In this chapter we first present an approach to learning traffic signal controllers using deep reinforcement learning. Our approach extends existing reward functions by a dedicated equity factor. We furthermore proposed a method that utilizes adaptive discounting to comply with the learning principles of deep reinforcement learning agents and to stabilize training. We validated the effectiveness of our approach using simulated and real-world data.

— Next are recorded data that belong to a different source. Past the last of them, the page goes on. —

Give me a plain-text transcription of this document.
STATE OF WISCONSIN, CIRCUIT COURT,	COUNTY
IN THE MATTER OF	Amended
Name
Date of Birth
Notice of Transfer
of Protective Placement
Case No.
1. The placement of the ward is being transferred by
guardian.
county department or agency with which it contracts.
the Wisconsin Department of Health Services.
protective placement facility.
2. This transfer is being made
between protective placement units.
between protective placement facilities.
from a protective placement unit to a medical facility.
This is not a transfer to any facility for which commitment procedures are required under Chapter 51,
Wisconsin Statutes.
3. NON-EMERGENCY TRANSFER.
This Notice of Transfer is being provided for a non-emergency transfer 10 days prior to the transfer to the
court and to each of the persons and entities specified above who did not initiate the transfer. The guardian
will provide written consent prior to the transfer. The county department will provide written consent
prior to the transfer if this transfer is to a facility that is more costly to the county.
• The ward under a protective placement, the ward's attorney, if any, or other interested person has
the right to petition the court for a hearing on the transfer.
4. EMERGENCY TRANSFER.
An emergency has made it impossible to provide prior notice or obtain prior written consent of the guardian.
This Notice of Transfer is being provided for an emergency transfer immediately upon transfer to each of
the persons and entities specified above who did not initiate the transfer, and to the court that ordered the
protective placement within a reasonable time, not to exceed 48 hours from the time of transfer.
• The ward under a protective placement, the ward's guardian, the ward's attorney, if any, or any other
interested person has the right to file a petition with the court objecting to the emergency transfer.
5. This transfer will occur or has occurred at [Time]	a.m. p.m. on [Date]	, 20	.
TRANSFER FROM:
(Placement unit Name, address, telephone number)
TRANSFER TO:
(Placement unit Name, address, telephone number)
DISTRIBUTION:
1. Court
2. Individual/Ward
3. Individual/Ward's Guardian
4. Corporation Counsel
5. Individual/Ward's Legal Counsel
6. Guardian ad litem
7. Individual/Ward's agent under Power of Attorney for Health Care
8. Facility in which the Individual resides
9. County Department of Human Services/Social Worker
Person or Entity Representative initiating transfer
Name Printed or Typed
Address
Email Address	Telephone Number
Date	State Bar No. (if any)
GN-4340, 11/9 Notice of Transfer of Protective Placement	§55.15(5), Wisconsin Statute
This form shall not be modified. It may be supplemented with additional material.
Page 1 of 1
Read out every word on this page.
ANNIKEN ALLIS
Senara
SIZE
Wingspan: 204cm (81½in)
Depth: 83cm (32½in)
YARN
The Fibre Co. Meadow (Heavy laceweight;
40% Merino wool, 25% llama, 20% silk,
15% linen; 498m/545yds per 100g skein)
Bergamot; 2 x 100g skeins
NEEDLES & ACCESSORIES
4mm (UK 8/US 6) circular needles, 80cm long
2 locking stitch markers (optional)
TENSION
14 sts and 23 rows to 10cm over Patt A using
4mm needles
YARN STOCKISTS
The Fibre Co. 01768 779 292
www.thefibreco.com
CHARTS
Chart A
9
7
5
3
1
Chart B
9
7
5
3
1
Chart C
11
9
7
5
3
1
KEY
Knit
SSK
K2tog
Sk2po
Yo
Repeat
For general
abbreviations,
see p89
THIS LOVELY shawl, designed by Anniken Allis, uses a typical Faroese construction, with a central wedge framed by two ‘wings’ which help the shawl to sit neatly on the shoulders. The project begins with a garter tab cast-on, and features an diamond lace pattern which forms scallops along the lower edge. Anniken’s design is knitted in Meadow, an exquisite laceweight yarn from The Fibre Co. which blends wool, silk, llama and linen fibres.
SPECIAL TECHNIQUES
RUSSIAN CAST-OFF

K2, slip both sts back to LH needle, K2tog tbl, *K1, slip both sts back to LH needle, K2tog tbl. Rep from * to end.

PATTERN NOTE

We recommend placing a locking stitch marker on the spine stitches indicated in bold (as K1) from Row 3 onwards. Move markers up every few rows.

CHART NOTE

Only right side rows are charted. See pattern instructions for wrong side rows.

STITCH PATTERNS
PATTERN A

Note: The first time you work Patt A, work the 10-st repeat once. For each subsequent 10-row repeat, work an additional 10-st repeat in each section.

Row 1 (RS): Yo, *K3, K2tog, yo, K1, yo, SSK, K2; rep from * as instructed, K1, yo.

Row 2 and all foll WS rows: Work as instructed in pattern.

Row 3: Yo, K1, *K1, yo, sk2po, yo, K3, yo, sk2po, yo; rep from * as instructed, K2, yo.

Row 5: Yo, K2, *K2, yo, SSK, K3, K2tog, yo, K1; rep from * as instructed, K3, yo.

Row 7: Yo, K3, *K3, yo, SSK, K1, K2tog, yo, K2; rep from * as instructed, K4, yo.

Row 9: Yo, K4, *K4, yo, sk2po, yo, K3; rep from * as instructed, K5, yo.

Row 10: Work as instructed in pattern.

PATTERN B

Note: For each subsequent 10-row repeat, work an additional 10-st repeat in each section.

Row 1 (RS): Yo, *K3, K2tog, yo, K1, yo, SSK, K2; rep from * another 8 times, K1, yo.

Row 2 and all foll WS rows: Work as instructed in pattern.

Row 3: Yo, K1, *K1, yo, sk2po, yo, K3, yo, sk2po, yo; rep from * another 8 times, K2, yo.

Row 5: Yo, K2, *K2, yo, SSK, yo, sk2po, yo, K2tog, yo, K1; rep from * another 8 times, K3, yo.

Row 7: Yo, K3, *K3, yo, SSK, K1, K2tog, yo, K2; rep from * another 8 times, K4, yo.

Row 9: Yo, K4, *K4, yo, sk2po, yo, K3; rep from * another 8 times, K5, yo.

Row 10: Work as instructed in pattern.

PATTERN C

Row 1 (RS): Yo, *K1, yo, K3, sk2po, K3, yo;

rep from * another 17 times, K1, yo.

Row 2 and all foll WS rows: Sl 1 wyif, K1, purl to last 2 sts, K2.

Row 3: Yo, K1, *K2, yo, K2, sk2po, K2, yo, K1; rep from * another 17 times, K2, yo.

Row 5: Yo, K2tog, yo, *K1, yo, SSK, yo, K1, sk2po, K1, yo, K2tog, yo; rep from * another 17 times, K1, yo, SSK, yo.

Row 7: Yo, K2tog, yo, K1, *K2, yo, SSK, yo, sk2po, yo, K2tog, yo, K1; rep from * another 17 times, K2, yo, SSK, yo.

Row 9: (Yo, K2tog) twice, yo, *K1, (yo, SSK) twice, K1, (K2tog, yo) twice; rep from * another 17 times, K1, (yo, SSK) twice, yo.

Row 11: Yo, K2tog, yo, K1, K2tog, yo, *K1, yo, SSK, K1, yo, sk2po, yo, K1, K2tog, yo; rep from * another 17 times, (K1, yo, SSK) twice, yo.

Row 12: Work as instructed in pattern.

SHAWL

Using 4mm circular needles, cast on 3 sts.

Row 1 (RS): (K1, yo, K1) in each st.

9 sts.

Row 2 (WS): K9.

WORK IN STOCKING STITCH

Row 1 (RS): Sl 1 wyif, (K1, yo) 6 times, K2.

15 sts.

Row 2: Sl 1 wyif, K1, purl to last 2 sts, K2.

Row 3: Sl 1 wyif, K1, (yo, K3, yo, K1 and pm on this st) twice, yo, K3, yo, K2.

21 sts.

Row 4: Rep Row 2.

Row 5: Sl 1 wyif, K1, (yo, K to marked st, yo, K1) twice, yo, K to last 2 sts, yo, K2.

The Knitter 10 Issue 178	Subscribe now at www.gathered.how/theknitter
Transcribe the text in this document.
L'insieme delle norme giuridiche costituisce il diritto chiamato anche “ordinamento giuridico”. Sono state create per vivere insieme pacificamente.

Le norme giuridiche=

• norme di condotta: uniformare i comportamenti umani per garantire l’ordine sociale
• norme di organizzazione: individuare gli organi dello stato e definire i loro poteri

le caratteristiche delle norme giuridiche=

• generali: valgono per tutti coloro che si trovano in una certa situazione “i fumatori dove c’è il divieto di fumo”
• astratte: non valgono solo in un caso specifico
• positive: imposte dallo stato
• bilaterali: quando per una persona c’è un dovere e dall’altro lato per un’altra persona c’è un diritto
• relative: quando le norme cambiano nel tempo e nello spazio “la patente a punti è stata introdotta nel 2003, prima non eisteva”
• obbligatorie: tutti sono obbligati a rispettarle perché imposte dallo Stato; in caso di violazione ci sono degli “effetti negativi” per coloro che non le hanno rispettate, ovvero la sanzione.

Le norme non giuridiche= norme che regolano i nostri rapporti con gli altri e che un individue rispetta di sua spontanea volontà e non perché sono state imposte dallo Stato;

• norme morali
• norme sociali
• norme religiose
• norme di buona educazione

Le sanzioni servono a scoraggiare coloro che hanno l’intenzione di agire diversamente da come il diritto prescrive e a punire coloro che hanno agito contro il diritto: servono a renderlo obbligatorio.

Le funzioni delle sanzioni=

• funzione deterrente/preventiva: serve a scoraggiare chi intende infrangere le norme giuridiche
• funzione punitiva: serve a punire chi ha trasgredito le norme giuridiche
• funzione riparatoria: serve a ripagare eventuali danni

Then we present an approach to improving mixed traffic management at unsignalized intersections using deep reinforcement learning. Our proposed method CVTSC creates courteous behavior for automated vehicles in order to optimize the overall traffic flow at intersections. Furthermore, we introduce return scaling to counteract the imbalance of cumulative rewards at different states and to stabilize training. We validate the effectiveness of CVTSC using simulated and real-world traffic data and show that CVTSC improves the traffic performance continuously with increasing percentage of automated vehicles. With more than \(10\%\) of automated vehicles it also outperforms the state-of-the-art adaptive traffic signal controller. Besides the performance gain, our method does not require a change of the current driving habits of humans. Moreover it is fault-tolerant, since the method is an add-on to the existing traffic rules and thus the intersection will still be fully functional even if the intersection management unit fails. Besides outperforming state-of-the-art methods, both of our approaches can be easily adopted to different intersection topologies.

3.2 Future Work

Given the current status, there are still some interesting problems to be solved for learning cooperative driving behaviors at intersections in mixed traffic. In this section, we explain two of them and try to propose some possible approaches to the solutions.

Simulation and Real World

Due to the difficulty of real-world experiments in traffic, most of the research in this area are developed in simulators. However, discrepancies between simulators and the real world traffic system can make it challenging to transfer the learned behaviors from simulation. Some important discrepancies include human driver models, behavior models of other traffic participants and physical models of vehicles. There are three possible solutions for this problem. First we can utilize Sim2Real methods like domain randomization to have enough variability in the simulator, the real world may appear to the model as just another variation [40]. The second approach is training the agent via offline reinforcement learning with history real-world traffic data instead of in simulators. Although lacking online interactions with the environment, it is still optimistic that the agent can learn high quality policies [2]. The third solution is to use more naturalistic data-driven behavior models of traffic participants including human drivers [32].

Decentralized Control

Both of the presented approaches use centralized controller, which requires road infrastructures for collecting traffic data and communicating with the CAVs. To enable cooperative trajectory planning without additional infrastructures, decentralized version of the presented controllers can be an interesting future work. Decentralized control in this task has some main challenges. First, perception systems of CAVs are limited due to sensors property or physical occlusion, leading to a partial observable environment for each agent. Secondly, the number of agents in the environment is constantly changing, which makes it impossible to assign a policy to each agent. The recent advance of multi-agent reinforcement learning [52] and neural networks operating on sets [51] show us very promising approaches.